The Perry Mason Season 2 Premiere Just Severed Its Last Tie To Season 1's Case
This post contains spoilers for the season 2 premiere of HBO's "Perry Mason."
HBO's "Perry Mason" is several shows in one: a courtroom drama, a hard-boiled noir, and a thoughtful exploration of empathy and justice. In its second season, though, it turns out it might also be a ghost story.
The Matthew Rhys-led show returned this Monday after a long hiatus, and I do mean long. Its stylish, slow-burn first season bowed out way back in 2020, during the early days of the COVID-19 pandemic. Those first eight chapters told a harrowing, graphic story about a dead, mutilated baby and a mother (Gayle Rankin) who ends up on trial for his kidnapping and murder. Rankin's Emily Dodson was a tortured, heartbreaking presence in the show's first season, and in last night's episode, her memory serves as a bridge from Mason's past to his present — even as her own story is cut tragically short.
The end of Emily Dodson
When we last saw Emily Dodson, she was a free woman in the sense that she didn't end up in prison (the case ended in a mistrial), but she was still haunted. It turned out her baby, Charlie, died when a sex worker breastfed him while under the influence of heroin, a horrible accident that was made even worse by the circumstances of his kidnapping and recovery. Emily's reputation was still tarnished by the court, especially when the world found out she was having an affair, and she was never able to fully process Charlie's death.
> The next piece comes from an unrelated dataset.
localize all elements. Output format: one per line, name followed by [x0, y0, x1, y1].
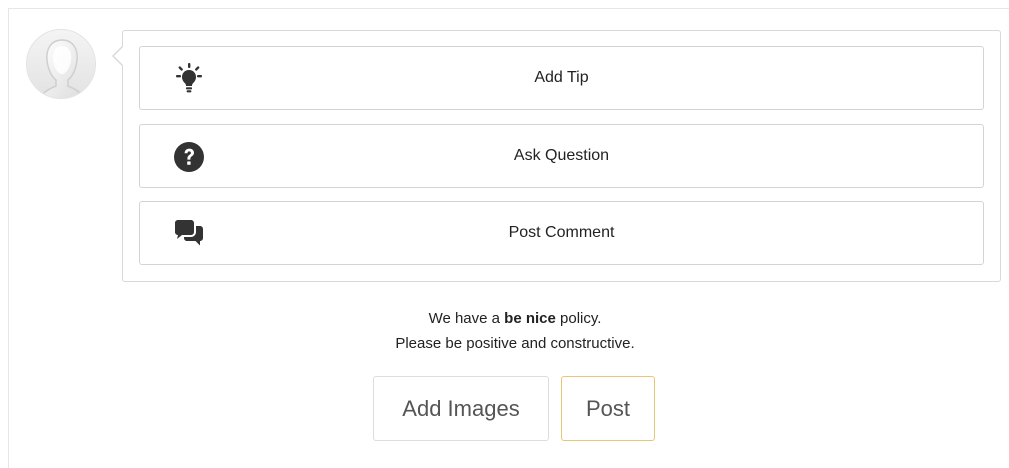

In the season one finale, Emily joins a traveling church, and in a weird turn of events, starts to raise a baby that she believes is her own son resurrected. But a horror-tinged scene in the second season premiere reveals that Emily's story didn't end there. Mason, already previously haunted by his military service, is having a new type of stress dream – if not seeing apparitions outright. During a quiet moment in the new episode, he suddenly sees a ghost-like Emily in his home, desperately choking on water as she attempts to ask him a question. A shot that pans over some paperwork on Mason's table shows us that Emily is dead via suicide by drowning.
Mason's last trial still haunts him
Audiences knew Emily's mental health deteriorated, but the show's first season ended with a note of tentative, if somewhat disturbing, hope for the woman. Yet a rather dramatic sequence in the new episode shows Mason driving his motorbike at full speed in the night while he goes over and over the messages she'd been sending him: postcards asking for help and absolution. The lawyer didn't answer her pleas. Also, he crashes his motorcycle.
By killing off Emily offscreen (but bringing Rankin back for another great, intense performance), the writers of "Perry Mason" effectively wash their hands of the entire season one plot – even if Mason's own hands still seem dirty. The open-ended conclusion to that case could've led to a re-trail, but the show seems to want us to know that, with the new murder scene we see at the end of this hour, that's definitely not going to happen.
"Perry Mason" novels and the classic radio and TV show were rather procedural, with cases that typically were solved by the episode or book's end. The prestige TV version of that, it seems, involves an eight-episode case instead. Season one characters played by Tatiana Maslany, Lili Taylor, John Lithgow, and others all had their plots tied up somewhat neatly (if often sadly) by the end of those episodes. Emily Dodson was the last loose end, but if we hear from her again, we now know that it'll be in the form of an unheard plea from beyond the grave.